# A snipers verse



## Plainsman (Jul 30, 2003)

I don'tr cut and past much, but I thought some of you might enjoy the perspective.



> The sun beat like a hammer, not a cloud was in the sky.
> The mid-day air ran thick with dust, my throat was parched and dry.
> With microphone clutched tight in hand and cameraman in tow,
> I ducked beneath a fallen roof, surprised to hear "stay low."
> ...


----------



## zogman (Mar 20, 2002)

AWESOME................

Gave me a little lump in the throat and moist area on my eye lid.

THANKS Plainsmen :thumb:


----------



## Johnny (Oct 12, 2005)

:thumb:


----------



## greenheadfallon (Oct 19, 2005)

thanks for posting that :thumb: :beer:


----------



## huntin1 (Nov 14, 2003)

Awww plainsman, I know where you got that one, and it choked me up, AGAIN.

:beer:

huntin1


----------



## Bore.224 (Mar 23, 2005)

Yes very moving, hope the camera man then did not investigate the body of the suspected suicide bomber only to find he was hiding a loaf of bread under his shirt.
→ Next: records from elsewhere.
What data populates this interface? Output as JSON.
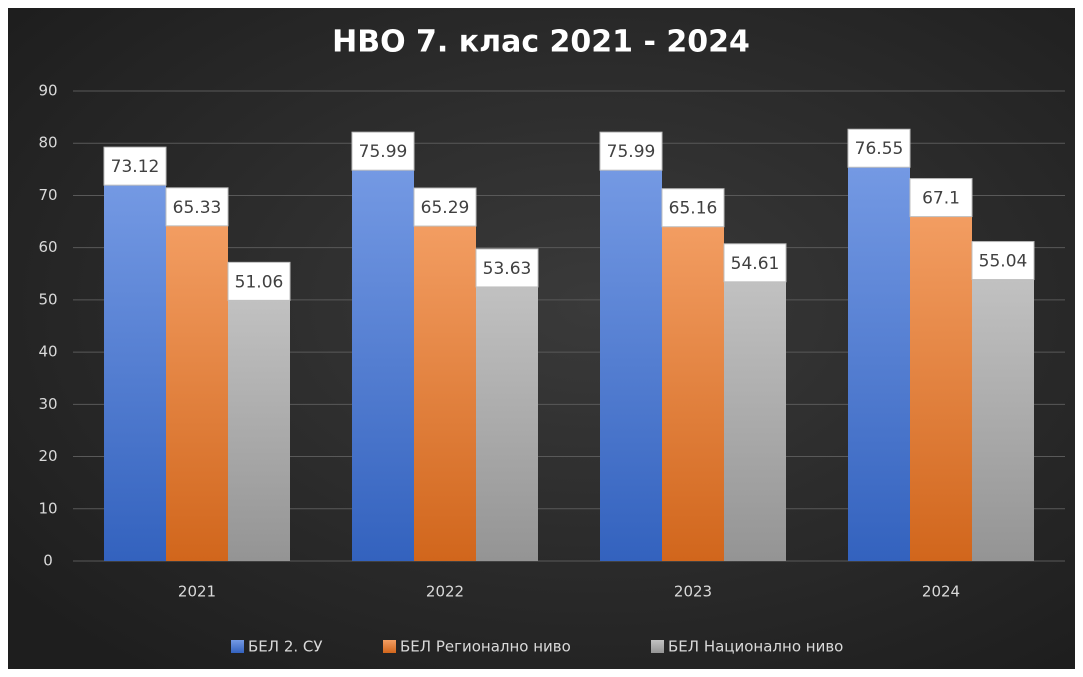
{
  "chart_data": {
    "type": "bar",
    "title": "НВО 7. клас 2021 - 2024",
    "categories": [
      "2021",
      "2022",
      "2023",
      "2024"
    ],
    "series": [
      {
        "name": "БЕЛ 2. СУ",
        "color": "#3a6fd8",
        "values": [
          73.12,
          75.99,
          75.99,
          76.55
        ]
      },
      {
        "name": "БЕЛ Регионално ниво",
        "color": "#ee7420",
        "values": [
          65.33,
          65.29,
          65.16,
          67.1
        ]
      },
      {
        "name": "БЕЛ Национално ниво",
        "color": "#a8a8a8",
        "values": [
          51.06,
          53.63,
          54.61,
          55.04
        ]
      }
    ],
    "ylim": [
      0,
      90
    ],
    "yticks": [
      0,
      10,
      20,
      30,
      40,
      50,
      60,
      70,
      80,
      90
    ],
    "grid": true,
    "legend": "bottom"
  }
}
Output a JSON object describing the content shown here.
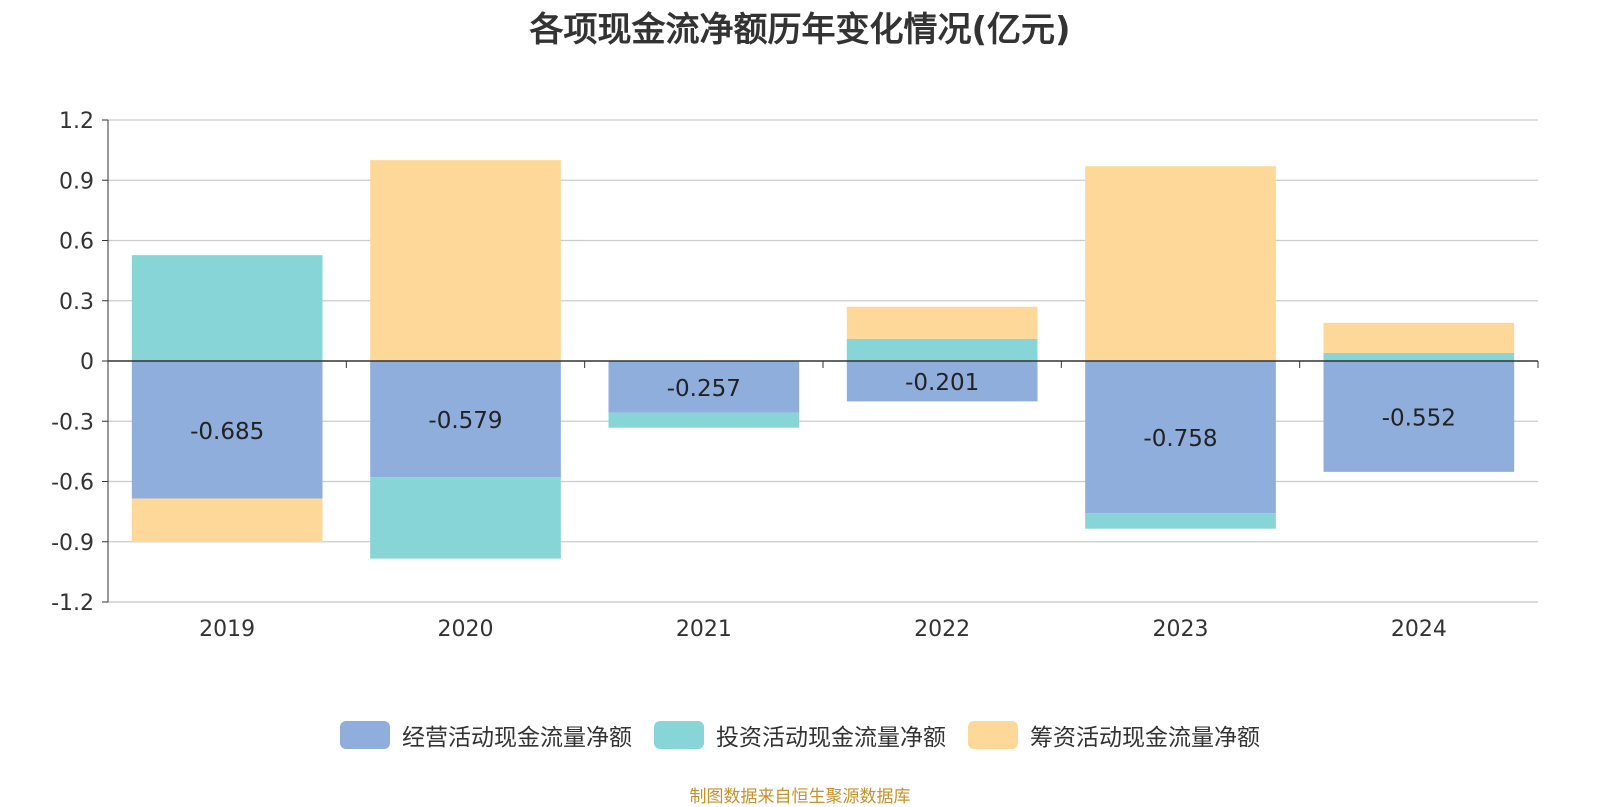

Report that on the news and bring the sniper up on charges. And thats the rest of the story :eyeroll:


----------



## Plainsman (Jul 30, 2003)

Bore224, isn't that the sad truth. Personally I interpret it in the hopes that Americans appreciate what our soldiers do for us. Your statement brings to mind the soldier a couple years ago who shot an Iraqi who was playing dead, waiting for his chance to do damage. The media wanted the man punished. They look for the worst in out soldiers. I remember that, and how many liberals wanted to see that man behind bars. Many people don't even want us to have heroes in stories, and I guess that is what you are pointing out. I agree.


----------



## Bore.224 (Mar 23, 2005)

Plainsman , that very incident you mention in your last post is what inspired my little story. It is sad indeed not only do our Heros have to worry about being killed but they have to worry about going to jail. :eyeroll:


----------